Estória de superação na conquista dos 170 km de Ehunmilak
Os 170 km de Ehunmilak em 2017 foram para Júlia, uma grande prova de superação, uma prova inesquecível por vários motivos. “Primeiro, porque foi uma grande coragem da minha parte participar numa prova desta envergadura, com o objetivo de a terminar custasse o que custasse. Foi muito desgastante.
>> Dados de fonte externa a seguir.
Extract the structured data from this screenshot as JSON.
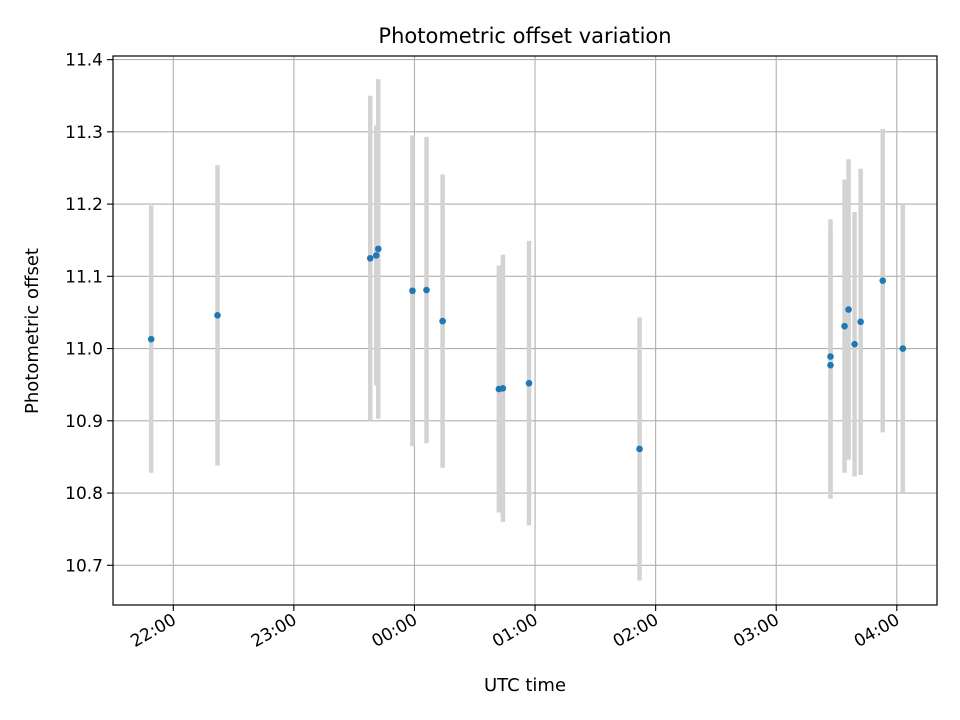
{
  "chart_data": {
    "type": "scatter",
    "title": "Photometric offset variation",
    "xlabel": "UTC time",
    "ylabel": "Photometric offset",
    "x_axis_kind": "time",
    "grid": true,
    "xlim": [
      "21:30",
      "04:20"
    ],
    "ylim": [
      10.645,
      11.405
    ],
    "x_ticks": [
      "22:00",
      "23:00",
      "00:00",
      "01:00",
      "02:00",
      "03:00",
      "04:00"
    ],
    "y_ticks": [
      "10.7",
      "10.8",
      "10.9",
      "11.0",
      "11.1",
      "11.2",
      "11.3",
      "11.4"
    ],
    "colors": {
      "point": "#1f77b4",
      "errorbar": "#d3d3d3",
      "grid": "#b0b0b0"
    },
    "series": [
      {
        "points": [
          {
            "x": "21:49",
            "y": 11.013,
            "yerr": 0.185
          },
          {
            "x": "22:22",
            "y": 11.046,
            "yerr": 0.208
          },
          {
            "x": "23:38",
            "y": 11.125,
            "yerr": 0.225
          },
          {
            "x": "23:41",
            "y": 11.129,
            "yerr": 0.18
          },
          {
            "x": "23:42",
            "y": 11.138,
            "yerr": 0.235
          },
          {
            "x": "23:59",
            "y": 11.08,
            "yerr": 0.215
          },
          {
            "x": "00:06",
            "y": 11.081,
            "yerr": 0.212
          },
          {
            "x": "00:14",
            "y": 11.038,
            "yerr": 0.203
          },
          {
            "x": "00:42",
            "y": 10.944,
            "yerr": 0.171
          },
          {
            "x": "00:44",
            "y": 10.945,
            "yerr": 0.185
          },
          {
            "x": "00:57",
            "y": 10.952,
            "yerr": 0.197
          },
          {
            "x": "01:52",
            "y": 10.861,
            "yerr": 0.182
          },
          {
            "x": "03:27",
            "y": 10.989,
            "yerr": 0.19
          },
          {
            "x": "03:27",
            "y": 10.977,
            "yerr": 0.185
          },
          {
            "x": "03:34",
            "y": 11.031,
            "yerr": 0.203
          },
          {
            "x": "03:36",
            "y": 11.054,
            "yerr": 0.208
          },
          {
            "x": "03:39",
            "y": 11.006,
            "yerr": 0.183
          },
          {
            "x": "03:42",
            "y": 11.037,
            "yerr": 0.212
          },
          {
            "x": "03:53",
            "y": 11.094,
            "yerr": 0.21
          },
          {
            "x": "04:03",
            "y": 11.0,
            "yerr": 0.2
          }
        ]
      }
    ]
  }
}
Tive sempre a companhia do meu amor mas a certa altura, eu já não podia mais dos pés. Estavam uma lástima”.
A noite foi terrível, com frio gelado, vento forte, tempestade autêntica com nevoeiro cerrado, onde não se via mais do que um palmo à frente. Tudo isto na parte mais alta da montanha. Noite escura, foi assim durante toda a madrugada. Para Júlia, que já que tinha suportado tudo isto, faltava-lhe suportar 20 quilómetros para ter a suprema alegria de cortar a meta. “Comecei então a correr, cada vez mais rápido. Enquanto corria, só imaginava a meta à minha frente. Só pensava terminar o meu sofrimento o mais rápido possível, porque foi para isso que tinha ido”. Depois de tantas horas de sofrimento, Júlia conseguiu um grandioso nono lugar na geral feminina. “O tempo não importou, a posição para mim contou mais porque foi uma superação. Depois de ter caído tantos lugares e ainda conseguir recuperar o que me parecia impossível. Foi uma vitória muito grande ter conquistado o Ehunmilak de 170 km. Jamais esquecerei este lindo país basco.”